马二芳差点将针捏飞出去,忙收了针线又差点扎到自己,手忙脚乱道:“美音姐,你突然说什么呢”

“就咱姐妹俩,说点悄悄话怎么了。”何美音将马二芳拉回来,头对头的说话,“我就好奇,大家心里头对男人的标准其实都不一样,都有各自的喜好厌恶,但偏偏又不能只按着自己想的来选。我想着若是我认识你喜欢的类型,以后方便给你介绍呀。”

“这怎么越说越没边了”马二芳的脸微微有点红了,“我、我也还没到能议亲的年纪。”

“没到也不要紧,总有喜欢的类型吧?例如像阿毅弟弟这种读书好的,将来能考取功名的,或是像我哥哥这种常在外做生意,性子热情周到的,还有是那种性子安静不多话,以及练武之人孔武有力的”

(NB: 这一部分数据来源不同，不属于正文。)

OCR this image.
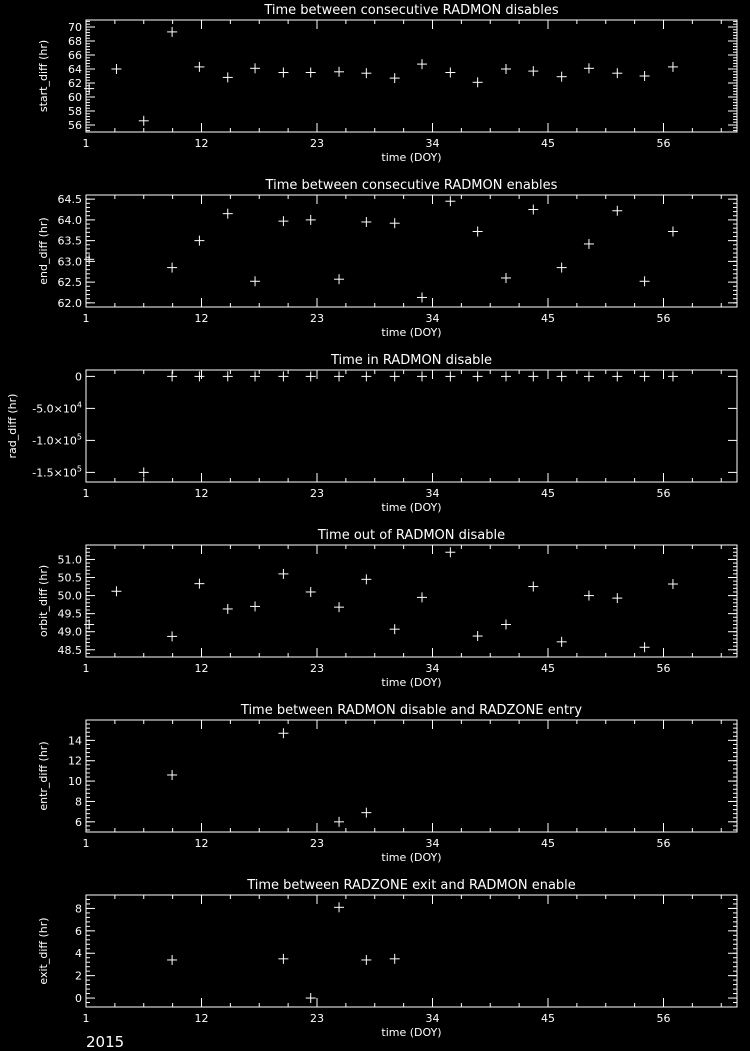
Time between consecutive RADMON disables
1	12	23	34	45	56
time (DOY)
56
58
60
62
64
66
68
70
start_diff (hr)
Time between consecutive RADMON enables
1	12	23	34	45	56
time (DOY)
62.0
62.5
63.0
63.5
64.0
64.5
end_diff (hr)
Time in RADMON disable
1	12	23	34	45	56
time (DOY)
0
$-5.0\times 10^4$
$-1.0\times 10^5$
$-1.5\times 10^5$
rad_diff (hr)
Time out of RADMON disable
1	12	23	34	45	56
time (DOY)
48.5
49.0
49.5
50.0
50.5
51.0
orbit_diff (hr)
Time between RADMON disable and RADZONE entry
1	12	23	34	45	56
time (DOY)
6
8
10
12
14
entr_diff (hr)
Time between RADZONE exit and RADMON enable
1	12	23	34	45	56
time (DOY)
0
2
4
6
8
exit_diff (hr)
2015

马二芳听来听去也没听出个心动的方向类型来,她以往那颗少女心也是曾经萌动过的,但换来却是欺骗以及性命之忧,因此算是对男人暂时歇了心思,也还未到年纪再去想象更多,因此越听越茫然,见何美音越提越多,忙打岔道:“美音姐怎么不问灵均那个人小鬼大的,以后会喜欢什么样的男人。”

两人同时回头看向眯着眼睛半睡半醒的宋灵均,在她们两个的注视下,宋灵均伸了个懒腰,又打了个哈欠,伸手将怀里肥猫掀到何美音与马二芳头上去,面无表情道:“我喜欢我睡觉时不在身边叽叽喳喳的那种人。”

只剩下何美音与马二芳被炸毛的肥猫挠得四处跑跳尖叫。

到了晚上,众人准备用饭之时,与何旺远一起出门了解横州生意的马大余冒着夜色回来,还带回来了一个人。

“灵均,有位姑娘说要见你,她能说出你的名字,说曾经在端州齐家做过事。”

马大余说着让开身体,门口灯笼微弱的烛光下,只见一名身穿粗布的高个姑娘静静站在门口,好似一座硬邦邦的人形雕塑。

她胸口的衣物已经被土染得一片脏乱,头发湿透垂乱,面上一片倔强之色,死死咬住的嘴唇正冒着丝丝血色,眼中有泪水微微闪动,她瞪大眼睛,强撑着不让泪水落下。